I’ve never met either of these individuals.  Mr. Chivalry apparently has a job that’s so important he needed to send his wife to run around campus and collect all his needed paperwork and signatures.  In 100+ degree heat.  While she was (at least) nine months pregnant.  She’d rush into the office, holding paperwork in one hand, the other resting on the small of her back.  My boss and I agreed that with each day that passed (because of course paperwork over the summer involves a lot of chasing down elusive faculty) we could see the baby dropping.  We were afraid she was going to give birth to her child on the floor of the lobby. 

Meanwhile her husband was apparently at work in an air conditioned office and busy calling her to find new forms he’d "forgotten" to fill out over the 5 years he’d been getting his doctorate.  When we questioned why he wasn’t doing any of this errand running, she explained that he hadn’t wanted to ask for a half day off and waste a vacation day — he could have done in an afternoon what it took her a week of running to and fro — in order to fill out and file paperwork.  She, as he apparently had pointed out, was already off work anyway.  Her being 9 months pregnant didn’t seem to enter into his calculations. 

We encouraged her to seriously consider single motherhood. 

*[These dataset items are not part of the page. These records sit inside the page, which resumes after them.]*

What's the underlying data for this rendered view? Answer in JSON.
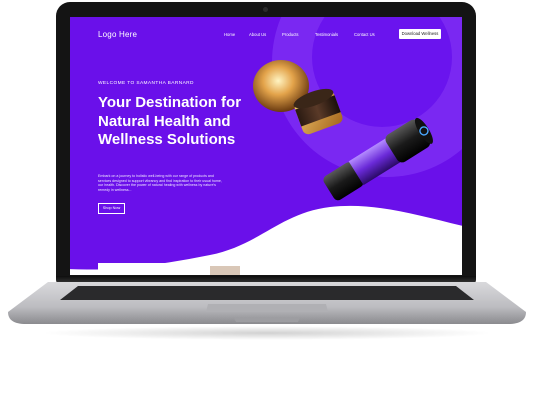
{
  "nav": {
    "logo": "Logo Here",
    "links": [
      "Home",
      "About Us",
      "Products",
      "Testimonials",
      "Contact Us"
    ],
    "cta": "Download Wellness"
  },
  "hero": {
    "eyebrow": "WELCOME TO SAMANTHA BARNARD",
    "headline": "Your Destination for Natural Health and Wellness Solutions",
    "body": "Embark on a journey to holistic well-being with our range of products and services designed to support vibrancy and find inspiration to their usual home, our health. Discover the power of natural healing with wellness by nature's remedy in wellness...",
    "button": "Shop Now"
  },
  "colors": {
    "primary": "#6a10ea",
    "accent": "#ffffff",
    "glow": "#7a28f2"
  }
}
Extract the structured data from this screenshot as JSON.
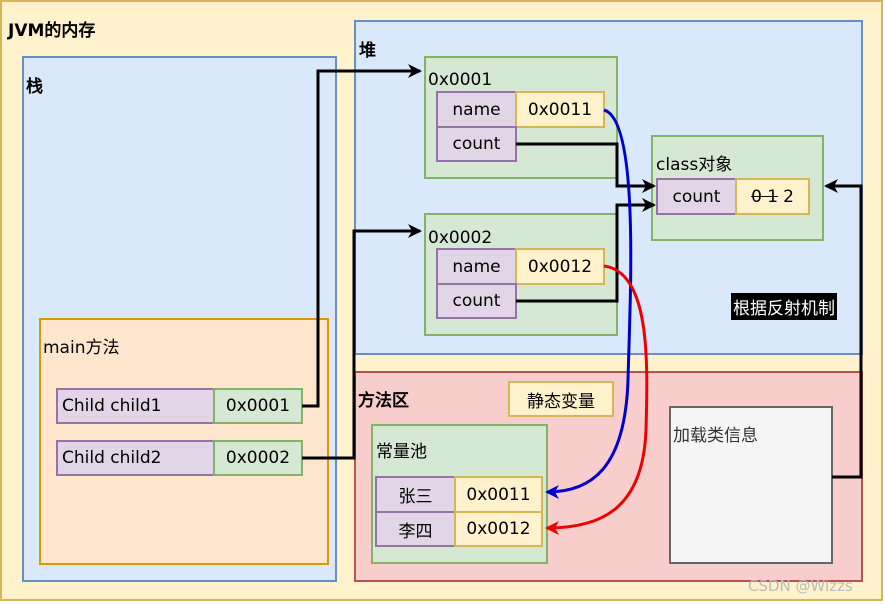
{
  "jvm": {
    "title": "JVM的内存"
  },
  "stack": {
    "title": "栈",
    "main": {
      "title": "main方法",
      "vars": [
        {
          "name": "Child child1",
          "value": "0x0001"
        },
        {
          "name": "Child child2",
          "value": "0x0002"
        }
      ]
    }
  },
  "heap": {
    "title": "堆",
    "objects": [
      {
        "address": "0x0001",
        "fields": [
          {
            "name": "name",
            "value": "0x0011"
          },
          {
            "name": "count",
            "value": ""
          }
        ]
      },
      {
        "address": "0x0002",
        "fields": [
          {
            "name": "name",
            "value": "0x0012"
          },
          {
            "name": "count",
            "value": ""
          }
        ]
      }
    ],
    "class_object": {
      "title": "class对象",
      "field": "count",
      "old_values": "0 1",
      "value": "2"
    },
    "reflection_label": "根据反射机制"
  },
  "method_area": {
    "title": "方法区",
    "static_vars": "静态变量",
    "constant_pool": {
      "title": "常量池",
      "entries": [
        {
          "key": "张三",
          "value": "0x0011"
        },
        {
          "key": "李四",
          "value": "0x0012"
        }
      ]
    },
    "class_info": "加载类信息"
  },
  "watermark": "CSDN @Wizzs",
  "colors": {
    "blue_arrow": "#0000cc",
    "red_arrow": "#ee0000"
  }
}
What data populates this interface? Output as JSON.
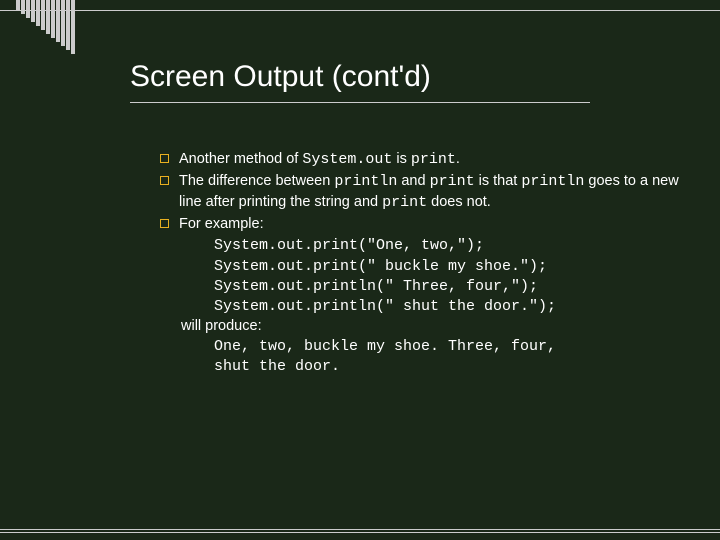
{
  "title": "Screen Output (cont'd)",
  "bullets": {
    "b1a": "Another method of ",
    "b1b": "System.out",
    "b1c": " is ",
    "b1d": "print",
    "b1e": ".",
    "b2a": "The difference between ",
    "b2b": "println",
    "b2c": " and ",
    "b2d": "print",
    "b2e": " is that ",
    "b2f": "println",
    "b2g": " goes to a new line after printing the string and ",
    "b2h": "print",
    "b2i": " does not.",
    "b3a": "For example:"
  },
  "code": {
    "l1": "System.out.print(\"One, two,\");",
    "l2": "System.out.print(\" buckle my shoe.\");",
    "l3": "System.out.println(\" Three, four,\");",
    "l4": "System.out.println(\" shut the door.\");"
  },
  "produce": "will produce:",
  "output": {
    "l1": "One, two, buckle my shoe. Three, four,",
    "l2": " shut the door."
  }
}
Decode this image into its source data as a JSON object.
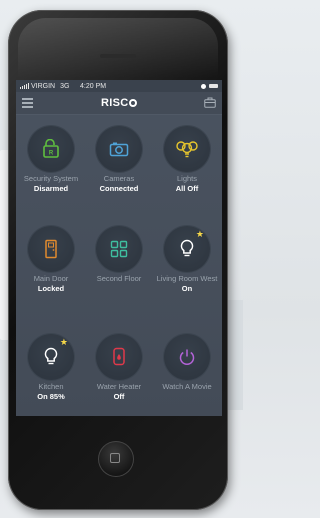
{
  "status_bar": {
    "carrier": "VIRGIN",
    "network": "3G",
    "time": "4:20 PM"
  },
  "app_bar": {
    "logo_text": "RISC"
  },
  "colors": {
    "accent_green": "#5fbf3f",
    "accent_blue": "#4fa3d8",
    "accent_yellow": "#e7c62d",
    "accent_orange": "#e08a2e",
    "accent_teal": "#3fbfa0",
    "accent_red": "#e0394a",
    "accent_purple": "#b463d8",
    "star": "#f6d84a"
  },
  "tiles": [
    {
      "label": "Security System",
      "status": "Disarmed",
      "icon": "shield-lock-icon"
    },
    {
      "label": "Cameras",
      "status": "Connected",
      "icon": "camera-icon"
    },
    {
      "label": "Lights",
      "status": "All Off",
      "icon": "bulbs-icon"
    },
    {
      "label": "Main Door",
      "status": "Locked",
      "icon": "door-icon"
    },
    {
      "label": "Second Floor",
      "status": "",
      "icon": "grid-icon"
    },
    {
      "label": "Living Room West",
      "status": "On",
      "icon": "bulb-star-icon"
    },
    {
      "label": "Kitchen",
      "status": "On 85%",
      "icon": "bulb-star-icon"
    },
    {
      "label": "Water Heater",
      "status": "Off",
      "icon": "water-heater-icon"
    },
    {
      "label": "Watch A Movie",
      "status": "",
      "icon": "power-icon"
    }
  ]
}
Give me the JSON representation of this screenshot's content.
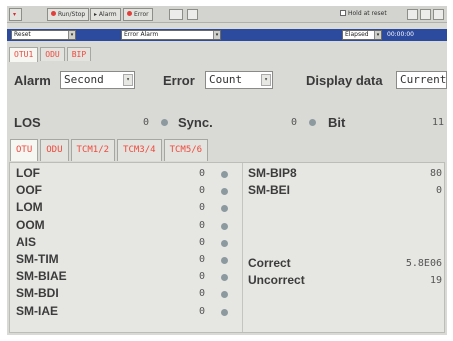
{
  "toolbar": {
    "run_stop": "Run/Stop",
    "alarm": "Alarm",
    "error": "Error",
    "hold": "Hold at reset"
  },
  "bluebar": {
    "select1": "Reset",
    "select2": "Error Alarm",
    "elapsed": "Elapsed",
    "time": "00:00:00"
  },
  "tabs_top": [
    "OTU1",
    "ODU",
    "BIP"
  ],
  "controls": {
    "alarm_label": "Alarm",
    "alarm_value": "Second",
    "error_label": "Error",
    "error_value": "Count",
    "display_label": "Display data",
    "display_value": "Current"
  },
  "status": {
    "los_label": "LOS",
    "los_value": "0",
    "sync_label": "Sync.",
    "sync_value": "0",
    "bit_label": "Bit",
    "bit_value": "11"
  },
  "tabs_sub": [
    "OTU",
    "ODU",
    "TCM1/2",
    "TCM3/4",
    "TCM5/6"
  ],
  "alarms": [
    {
      "label": "LOF",
      "value": "0"
    },
    {
      "label": "OOF",
      "value": "0"
    },
    {
      "label": "LOM",
      "value": "0"
    },
    {
      "label": "OOM",
      "value": "0"
    },
    {
      "label": "AIS",
      "value": "0"
    },
    {
      "label": "SM-TIM",
      "value": "0"
    },
    {
      "label": "SM-BIAE",
      "value": "0"
    },
    {
      "label": "SM-BDI",
      "value": "0"
    },
    {
      "label": "SM-IAE",
      "value": "0"
    }
  ],
  "errors": [
    {
      "label": "SM-BIP8",
      "value": "80"
    },
    {
      "label": "SM-BEI",
      "value": "0"
    }
  ],
  "fec": [
    {
      "label": "Correct",
      "value": "5.8E06"
    },
    {
      "label": "Uncorrect",
      "value": "19"
    }
  ],
  "colors": {
    "tab_text": "#f04a3c",
    "led_off": "#8c9aa0",
    "title_bar": "#2c4a9e"
  }
}
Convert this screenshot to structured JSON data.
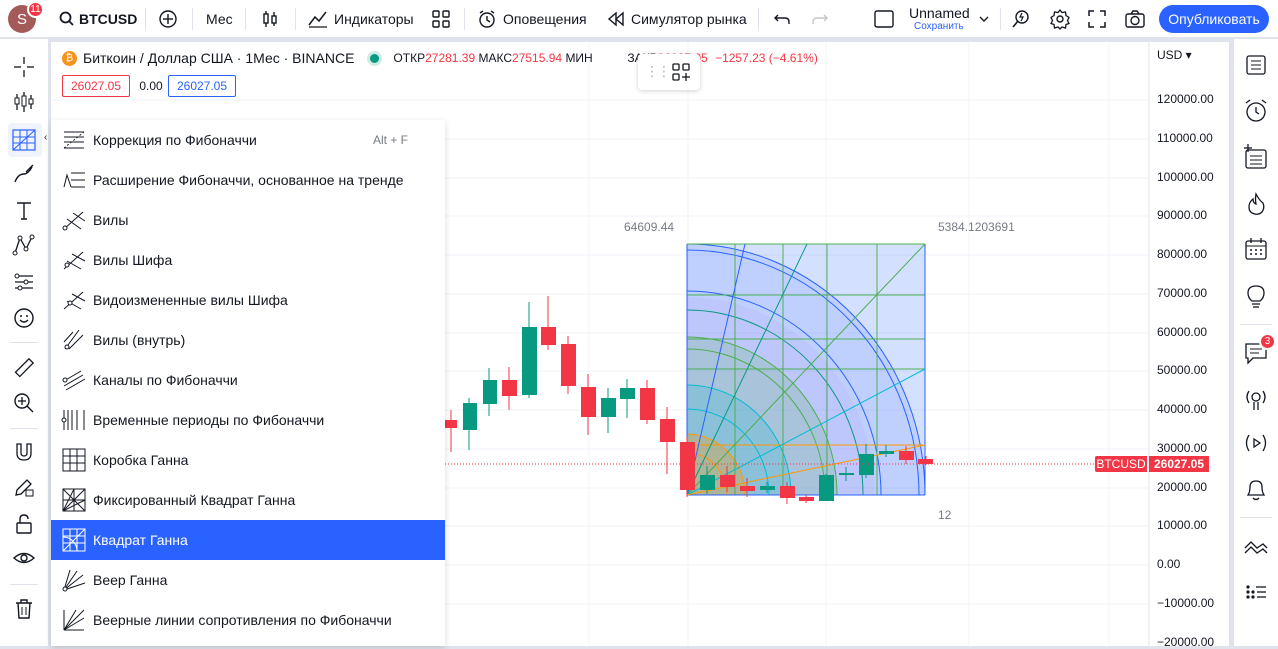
{
  "topbar": {
    "avatar_letter": "S",
    "avatar_badge": "11",
    "symbol": "BTCUSD",
    "interval": "Мес",
    "indicators_label": "Индикаторы",
    "alerts_label": "Оповещения",
    "replay_label": "Симулятор рынка",
    "layout_name": "Unnamed",
    "layout_save": "Сохранить",
    "publish_label": "Опубликовать"
  },
  "legend": {
    "title": "Биткоин / Доллар США · 1Мес · BINANCE",
    "open_label": "ОТКР",
    "open_value": "27281.39",
    "high_label": "МАКС",
    "high_value": "27515.94",
    "low_label": "МИН",
    "close_label": "ЗАКР",
    "close_value": "26027.05",
    "change": "−1257.23 (−4.61%)",
    "bid": "26027.05",
    "spread": "0.00",
    "ask": "26027.05"
  },
  "currency": "USD",
  "price_axis": [
    "120000.00",
    "110000.00",
    "100000.00",
    "90000.00",
    "80000.00",
    "70000.00",
    "60000.00",
    "50000.00",
    "40000.00",
    "30000.00",
    "20000.00",
    "10000.00",
    "0.00",
    "−10000.00",
    "−20000.00"
  ],
  "symbol_tag": "BTCUSD",
  "symbol_price": "26027.05",
  "gann": {
    "top_left_label": "64609.44",
    "top_right_label": "5384.1203691",
    "bottom_right_label": "12"
  },
  "right_badge": "3",
  "menu": {
    "items": [
      {
        "label": "Коррекция по Фибоначчи",
        "shortcut": "Alt + F"
      },
      {
        "label": "Расширение Фибоначчи, основанное на тренде"
      },
      {
        "label": "Вилы"
      },
      {
        "label": "Вилы Шифа"
      },
      {
        "label": "Видоизмененные вилы Шифа"
      },
      {
        "label": "Вилы (внутрь)"
      },
      {
        "label": "Каналы по Фибоначчи"
      },
      {
        "label": "Временные периоды по Фибоначчи"
      },
      {
        "label": "Коробка Ганна"
      },
      {
        "label": "Фиксированный Квадрат Ганна"
      },
      {
        "label": "Квадрат Ганна",
        "active": true
      },
      {
        "label": "Веер Ганна"
      },
      {
        "label": "Веерные линии сопротивления по Фибоначчи"
      }
    ]
  },
  "colors": {
    "accent": "#2962ff",
    "up": "#26a69a",
    "down": "#f23645"
  }
}
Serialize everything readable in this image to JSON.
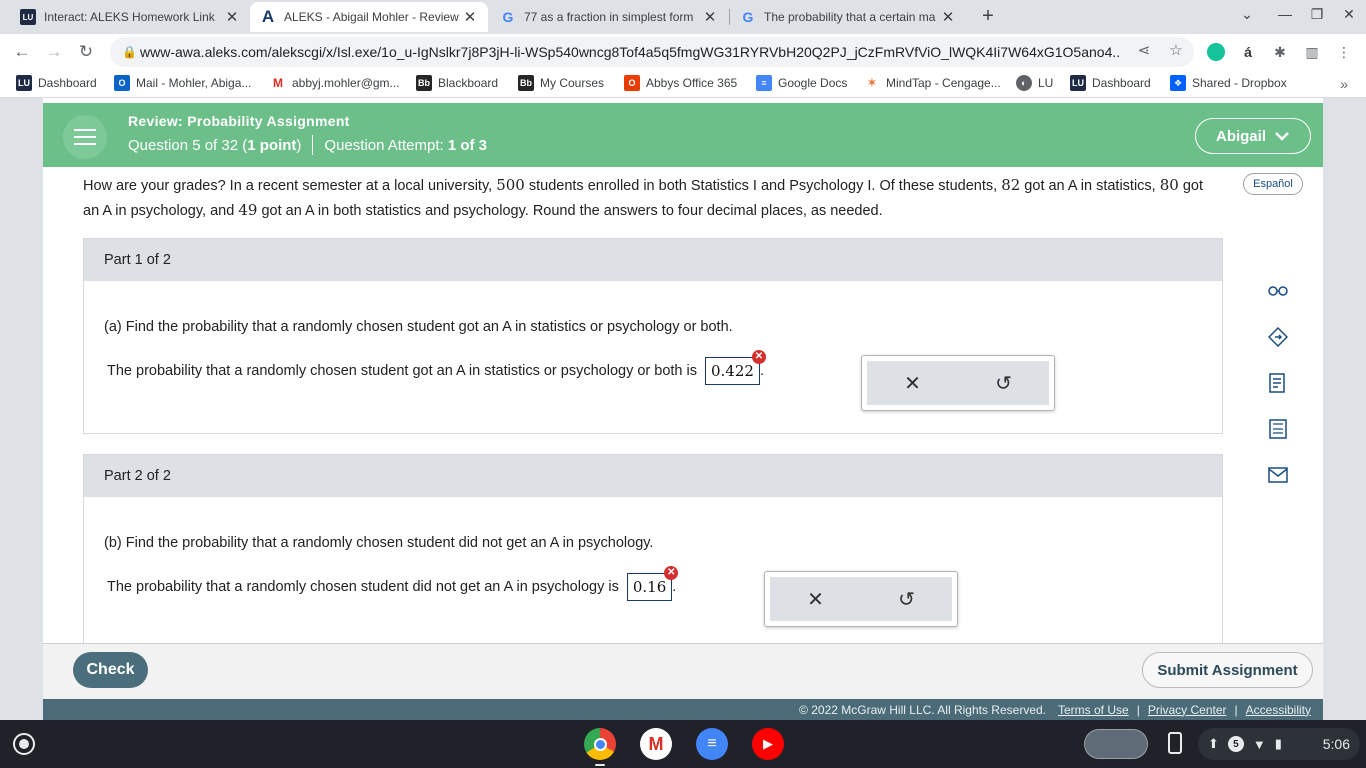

Thoughtful Granddaughter I know less about.  But apparently she’s Very Important (at least in her own mind) and chose to send her grandfather to do her paperwork on her behalf.  Her grandfather, who is at least 90 if he’s a day.  Her grandfather, who has an English vocabulary of less than 50 words and who was left to wander the campus dazed and bewildered.  Also in over 100 degree heat.  His granddaughter, I eventually figured out, was on her honeymoon.

I finally ended up walking him around campus and explaining at each location what he needed, buying him bottles of water so he wouldn’t stroke out in front of me.  Heaven help this chick if she ever shows her face around here.  By the end of the day I wanted to throttle her.

They’ve been signed off, the both of them.  Because it’s very important that they graduate on time. 

Besides, I just don’t ever want to hear from either of them again.